Filed under: Uncategorized — brackettjm @ 12:26 am

I found this article to be full of information helpful to teachers! Looking back on my instruction I do not remember receiving any direct instruction in using morphology to figure out the meaning of words, but I think adding morphology to students’ arsenal will be very beneficial for the students. There is a relationship between vocabulary and comprehension. Students will be unable to comprehend main ideas from passages if they do not comprehend some key vocabulary. There has to be a relationship between vocabulary and morphology. The more student understand morphology, the more students will be able decode words, and the more students are exposed to vocabulary, the more students will be exposed to different word part. In many schools, students do not receive deep vocabulary instruction. Students are given a list of spelling words and asked to use these words in sentences, etc.
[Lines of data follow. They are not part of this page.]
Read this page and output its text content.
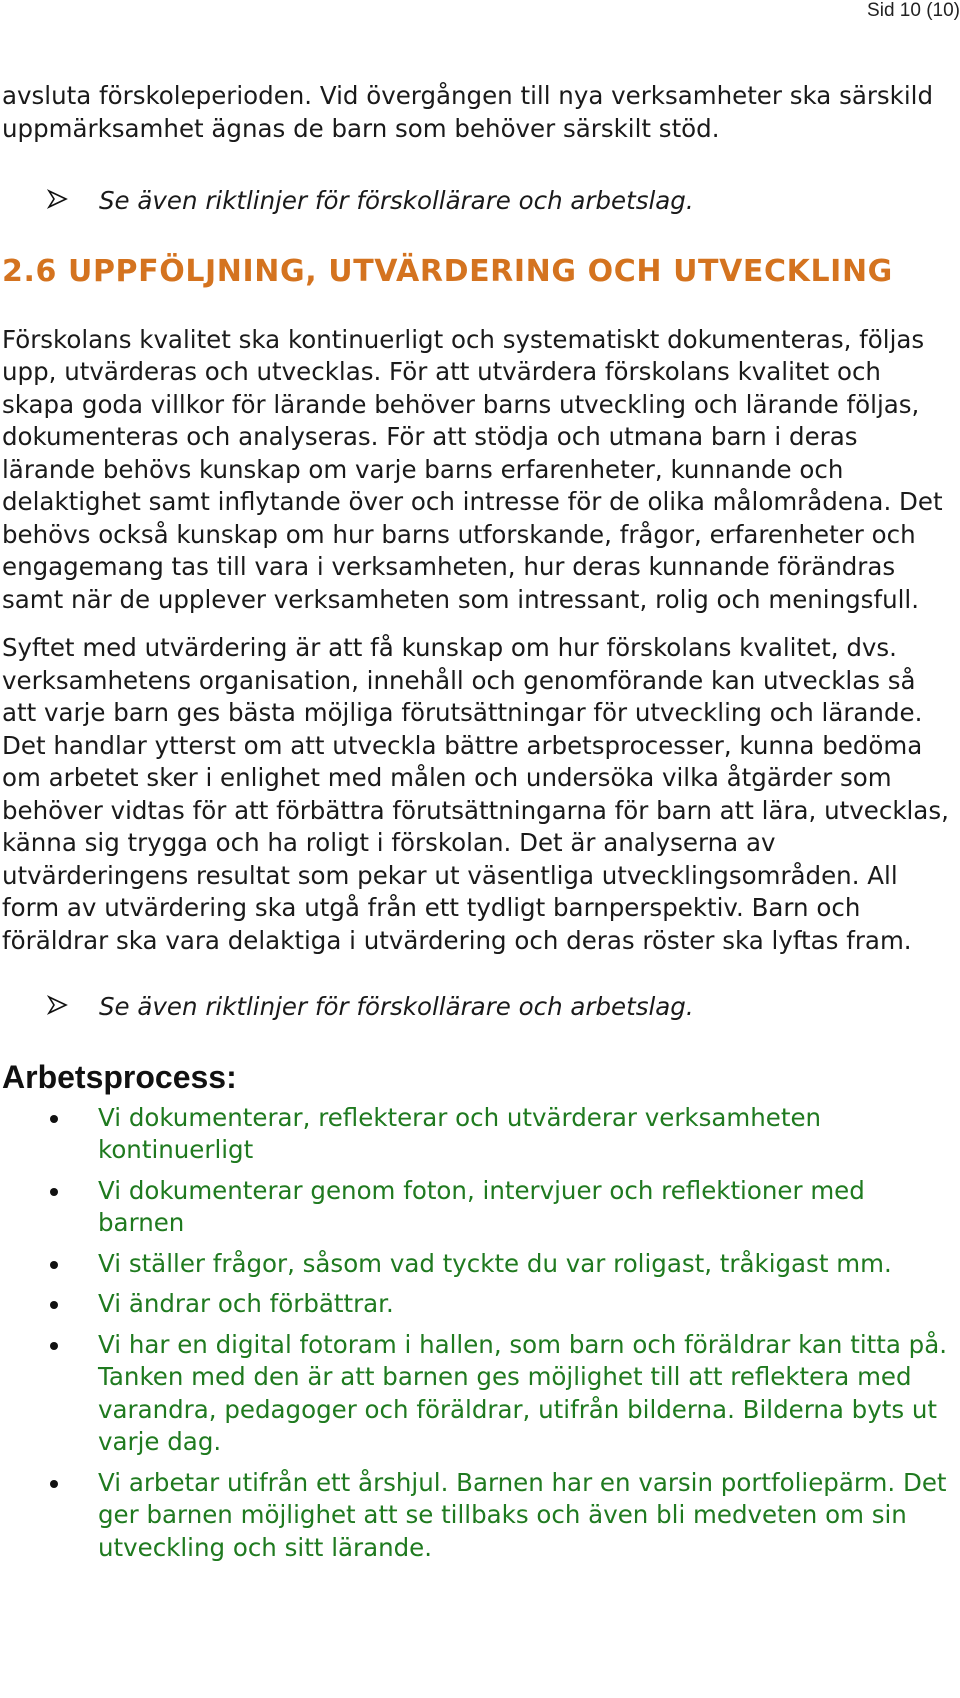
Sid 10 (10)

avsluta förskoleperioden. Vid övergången till nya verksamheter ska särskild uppmärksamhet ägnas de barn som behöver särskilt stöd.

Se även riktlinjer för förskollärare och arbetslag.
2.6 UPPFÖLJNING, UTVÄRDERING OCH UTVECKLING

Förskolans kvalitet ska kontinuerligt och systematiskt dokumenteras, följas upp, utvärderas och utvecklas. För att utvärdera förskolans kvalitet och skapa goda villkor för lärande behöver barns utveckling och lärande följas, dokumenteras och analyseras. För att stödja och utmana barn i deras lärande behövs kunskap om varje barns erfarenheter, kunnande och delaktighet samt inflytande över och intresse för de olika målområdena. Det behövs också kunskap om hur barns utforskande, frågor, erfarenheter och engagemang tas till vara i verksamheten, hur deras kunnande förändras samt när de upplever verksamheten som intressant, rolig och meningsfull.

Syftet med utvärdering är att få kunskap om hur förskolans kvalitet, dvs. verksamhetens organisation, innehåll och genomförande kan utvecklas så att varje barn ges bästa möjliga förutsättningar för utveckling och lärande. Det handlar ytterst om att utveckla bättre arbetsprocesser, kunna bedöma om arbetet sker i enlighet med målen och undersöka vilka åtgärder som behöver vidtas för att förbättra förutsättningarna för barn att lära, utvecklas, känna sig trygga och ha roligt i förskolan. Det är analyserna av utvärderingens resultat som pekar ut väsentliga utvecklingsområden. All form av utvärdering ska utgå från ett tydligt barnperspektiv. Barn och föräldrar ska vara delaktiga i utvärdering och deras röster ska lyftas fram.

Se även riktlinjer för förskollärare och arbetslag.
Arbetsprocess:
Vi dokumenterar, reflekterar och utvärderar verksamheten kontinuerligt
Vi dokumenterar genom foton, intervjuer och reflektioner med barnen
Vi ställer frågor, såsom vad tyckte du var roligast, tråkigast mm.
Vi ändrar och förbättrar.
Vi har en digital fotoram i hallen, som barn och föräldrar kan titta på. Tanken med den är att barnen ges möjlighet till att reflektera med varandra, pedagoger och föräldrar, utifrån bilderna. Bilderna byts ut varje dag.
Vi arbetar utifrån ett årshjul. Barnen har en varsin portfoliepärm. Det ger barnen möjlighet att se tillbaks och även bli medveten om sin utveckling och sitt lärande.
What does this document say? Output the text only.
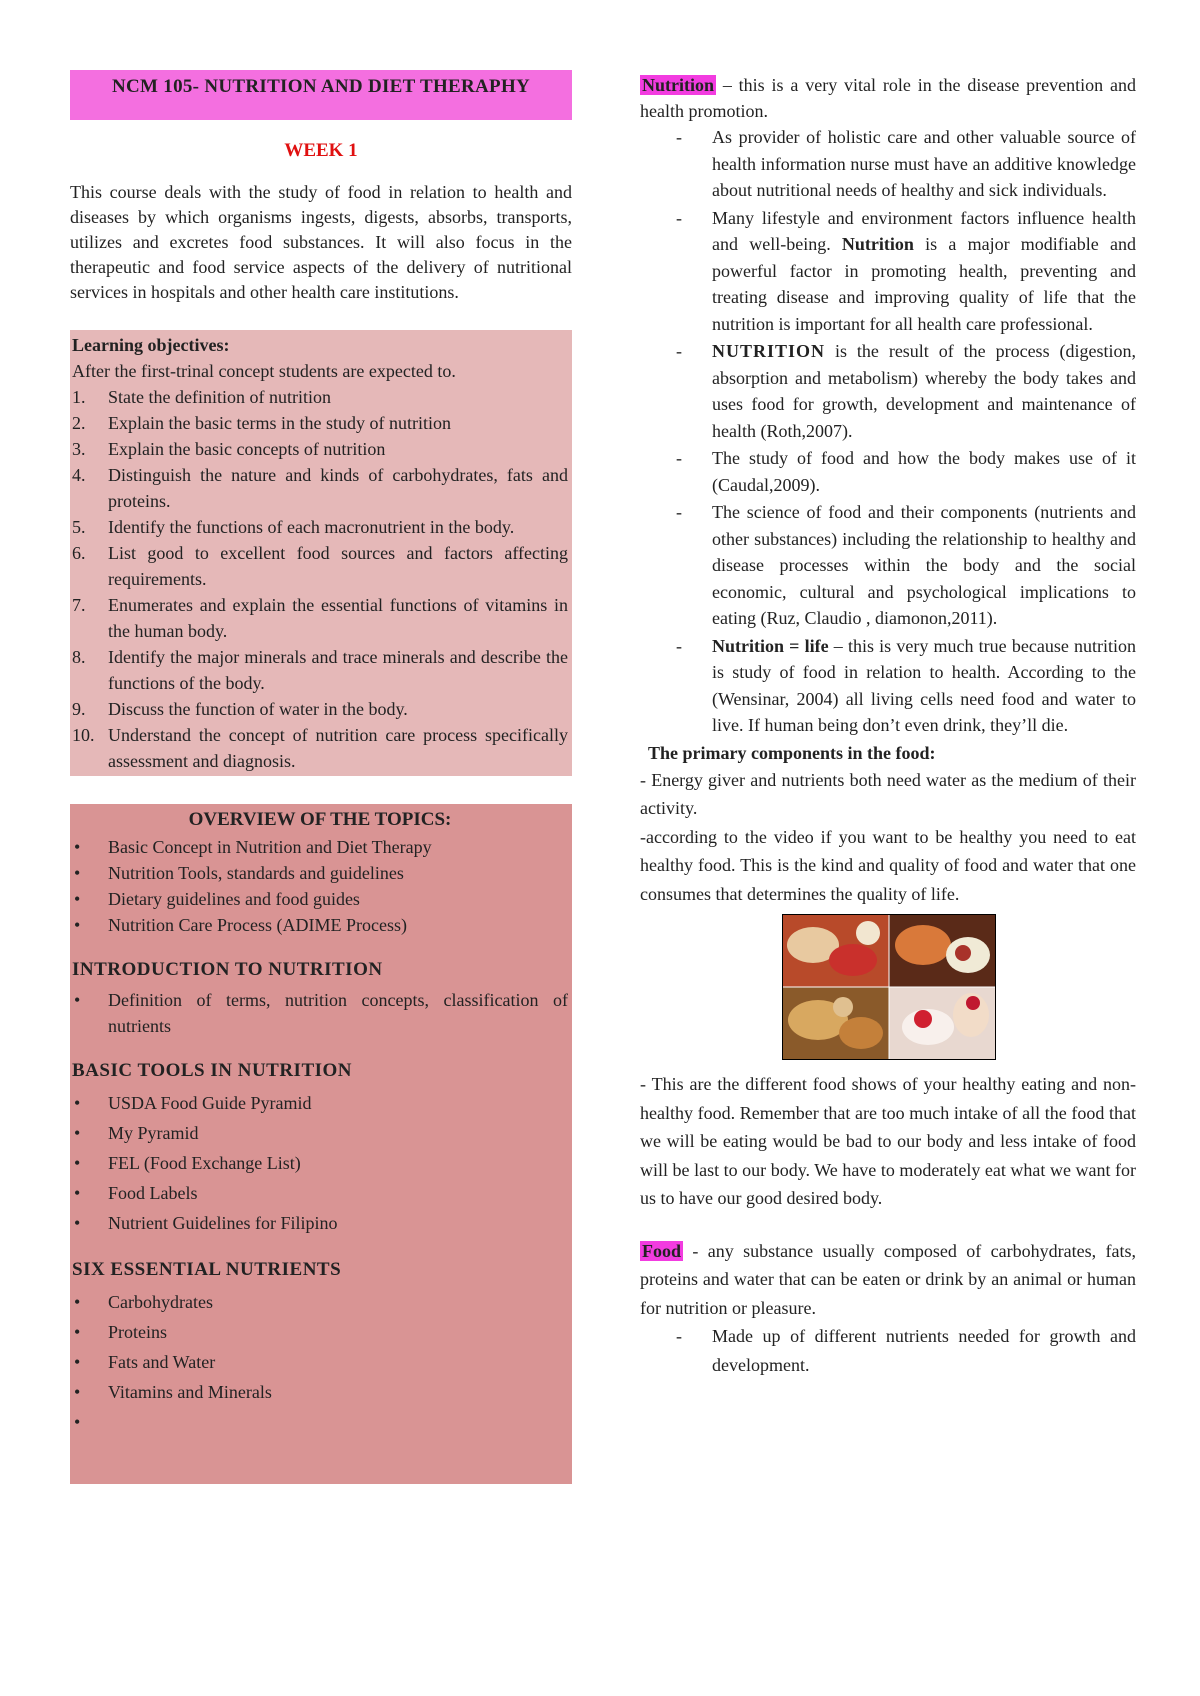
NCM 105- NUTRITION AND DIET THERAPHY
WEEK 1

This course deals with the study of food in relation to health and diseases by which organisms ingests, digests, absorbs, transports, utilizes and excretes food substances. It will also focus in the therapeutic and food service aspects of the delivery of nutritional services in hospitals and other health care institutions.

Learning objectives:

After the first-trinal concept students are expected to.

1. State the definition of nutrition
2. Explain the basic terms in the study of nutrition
3. Explain the basic concepts of nutrition
4. Distinguish the nature and kinds of carbohydrates, fats and proteins.
5. Identify the functions of each macronutrient in the body.
6. List good to excellent food sources and factors affecting requirements.
7. Enumerates and explain the essential functions of vitamins in the human body.
8. Identify the major minerals and trace minerals and describe the functions of the body.
9. Discuss the function of water in the body.
10. Understand the concept of nutrition care process specifically assessment and diagnosis.

OVERVIEW OF THE TOPICS:

• Basic Concept in Nutrition and Diet Therapy
• Nutrition Tools, standards and guidelines
• Dietary guidelines and food guides
• Nutrition Care Process (ADIME Process)
INTRODUCTION TO NUTRITION
• Definition of terms, nutrition concepts, classification of nutrients
BASIC TOOLS IN NUTRITION
• USDA Food Guide Pyramid
• My Pyramid
• FEL (Food Exchange List)
• Food Labels
• Nutrient Guidelines for Filipino
SIX ESSENTIAL NUTRIENTS
• Carbohydrates
• Proteins
• Fats and Water
• Vitamins and Minerals

Nutrition – this is a very vital role in the disease prevention and health promotion.

- As provider of holistic care and other valuable source of health information nurse must have an additive knowledge about nutritional needs of healthy and sick individuals.
- Many lifestyle and environment factors influence health and well-being. Nutrition is a major modifiable and powerful factor in promoting health, preventing and treating disease and improving quality of life that the nutrition is important for all health care professional.
- NUTRITION is the result of the process (digestion, absorption and metabolism) whereby the body takes and uses food for growth, development and maintenance of health (Roth,2007).
- The study of food and how the body makes use of it (Caudal,2009).
- The science of food and their components (nutrients and other substances) including the relationship to healthy and disease processes within the body and the social economic, cultural and psychological implications to eating (Ruz, Claudio , diamonon,2011).
- Nutrition = life – this is very much true because nutrition is study of food in relation to health. According to the (Wensinar, 2004) all living cells need food and water to live. If human being don’t even drink, they’ll die.
The primary components in the food:

- Energy giver and nutrients both need water as the medium of their activity.

-according to the video if you want to be healthy you need to eat healthy food. This is the kind and quality of food and water that one consumes that determines the quality of life.

- This are the different food shows of your healthy eating and non- healthy food. Remember that are too much intake of all the food that we will be eating would be bad to our body and less intake of food will be last to our body. We have to moderately eat what we want for us to have our good desired body.

Food - any substance usually composed of carbohydrates, fats, proteins and water that can be eaten or drink by an animal or human for nutrition or pleasure.

- Made up of different nutrients needed for growth and development.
These tasks only help students memorize words, but this is not effective instruction. Students are not exposed to the words in multiple contexts; morphology is not being integrated into the spelling curriculum. Teachers need to pick and choose words that will provide the most help to students. This means incorporating academic words with the spelling curriculum. Students need to be taught to use morphology as a way to decode the meaning of words. Shared readings are a great way for teachers to model using morphology. Teacher reads a word, act as if they aren’t sure what it means. The teacher might write the word on the smart board. The teacher could model how to break the word down. Students will not know how to use morphology without the teacher modeling this process. The teacher should continue scaffolding students, introducing new morphemes and vocabulary to students during shared readings. Something else that students will need is direct instruction. The article did a great job of showing this section with the tables it provided. This was a very meaty article!!!